DO NOT CREATE A GITHUB ISSUE to report a security problem.
Instead, please use this Report a Vulnerability link. Provide a helpful title, detailed description of the vulnerability and an exploit proof-of-concept. Speculative submissions without proof-of-concept will be closed with no further consideration.
If you haven't done so already, please enable two-factor auth in your GitHub account.
Expect a response as fast as possible in the advisory, typically within 72 hours.
--
If you do not receive a response in the advisory, email
security@dcaf.so with the full URL of the advisory you have created. DO NOT
include attachments or provide detail sufficient for exploitation regarding the
security issue in this email. Only provide such details in the advisory.

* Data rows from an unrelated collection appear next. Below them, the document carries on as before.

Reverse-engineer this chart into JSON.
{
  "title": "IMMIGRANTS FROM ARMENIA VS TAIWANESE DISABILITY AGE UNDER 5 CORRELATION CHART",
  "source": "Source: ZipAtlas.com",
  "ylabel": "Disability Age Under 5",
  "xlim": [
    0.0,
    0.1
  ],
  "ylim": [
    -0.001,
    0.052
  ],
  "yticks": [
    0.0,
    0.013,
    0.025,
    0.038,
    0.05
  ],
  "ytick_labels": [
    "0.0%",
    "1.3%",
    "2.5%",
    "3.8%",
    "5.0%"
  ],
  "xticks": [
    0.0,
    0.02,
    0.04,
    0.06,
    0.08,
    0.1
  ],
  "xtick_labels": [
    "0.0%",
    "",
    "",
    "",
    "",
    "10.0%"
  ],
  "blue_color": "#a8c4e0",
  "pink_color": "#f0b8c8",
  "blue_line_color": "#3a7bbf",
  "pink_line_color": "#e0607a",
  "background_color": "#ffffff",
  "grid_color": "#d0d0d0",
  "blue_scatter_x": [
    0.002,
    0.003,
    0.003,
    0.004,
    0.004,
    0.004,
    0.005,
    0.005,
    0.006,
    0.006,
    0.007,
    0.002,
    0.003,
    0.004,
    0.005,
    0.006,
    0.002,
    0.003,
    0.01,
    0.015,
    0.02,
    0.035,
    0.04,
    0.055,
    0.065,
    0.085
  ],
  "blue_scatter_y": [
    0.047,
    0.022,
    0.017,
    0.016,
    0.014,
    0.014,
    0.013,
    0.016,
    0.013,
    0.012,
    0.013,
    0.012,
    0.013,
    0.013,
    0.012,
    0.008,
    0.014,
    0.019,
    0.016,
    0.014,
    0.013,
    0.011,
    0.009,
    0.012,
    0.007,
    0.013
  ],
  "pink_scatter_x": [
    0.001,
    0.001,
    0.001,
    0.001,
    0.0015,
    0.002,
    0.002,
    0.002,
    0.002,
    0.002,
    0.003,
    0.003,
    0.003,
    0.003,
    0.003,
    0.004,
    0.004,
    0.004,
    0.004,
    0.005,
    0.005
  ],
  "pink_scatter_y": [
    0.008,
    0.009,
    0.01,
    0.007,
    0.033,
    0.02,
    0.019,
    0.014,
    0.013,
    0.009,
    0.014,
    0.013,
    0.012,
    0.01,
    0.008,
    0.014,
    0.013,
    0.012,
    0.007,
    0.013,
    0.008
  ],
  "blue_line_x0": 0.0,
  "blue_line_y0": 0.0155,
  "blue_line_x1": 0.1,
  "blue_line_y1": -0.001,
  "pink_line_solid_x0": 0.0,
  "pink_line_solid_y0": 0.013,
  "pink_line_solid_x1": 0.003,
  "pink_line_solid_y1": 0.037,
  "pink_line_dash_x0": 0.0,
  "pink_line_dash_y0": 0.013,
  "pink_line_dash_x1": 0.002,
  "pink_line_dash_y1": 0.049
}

In case an incident is discovered or reported, the following process will be followed to contain, respond and remediate:
In response a newly reported security problem, a member of the
dcaf-labs/teams/admin group will accept the report to turn it into a draft
advisory.
If the advisory is the result of an audit finding, follow the same process as above but add the auditor's github user(s) and begin the title with "[Audit]".
If the report is out of scope, a member of the dcaf-labs/teams/admin group will
comment as such and then close the report.
Within the draft security advisory, discuss and determine the severity of the issue. If necessary, members of the dcaf-labs/teams/admin group may add other github users to the advisory to assist.
If it is determined that this not a issue then the advisory should be closed and if more follow-up is required a normal public github issue should be created.
For the main branch, prepare a fix for the issue and push them to the corresponding branch in the private repository associated with the draft security advisory.
There is no CI available in the private repository, so you must build from source and manually verify fixes.
Code review from the reporter is ideal, as well as from multiple members of the core development team.
Once the fix is accepted, a member of the dcaf-labs/teams/admin group should prepare a
- new mainnet release
- new sdk
- contact all major integrators to migrate users to use the new program
Once the fix has been deployed to mainnet in a new program and a majority of integrators have migrated, the patches from the security advisory may be merged into the main source repository. A new official release in github will be created, and all remaining integrators are requested to migrate as quickly as possible.
At this time, there is no official bug bounty offered by Seabed Labs DMCC.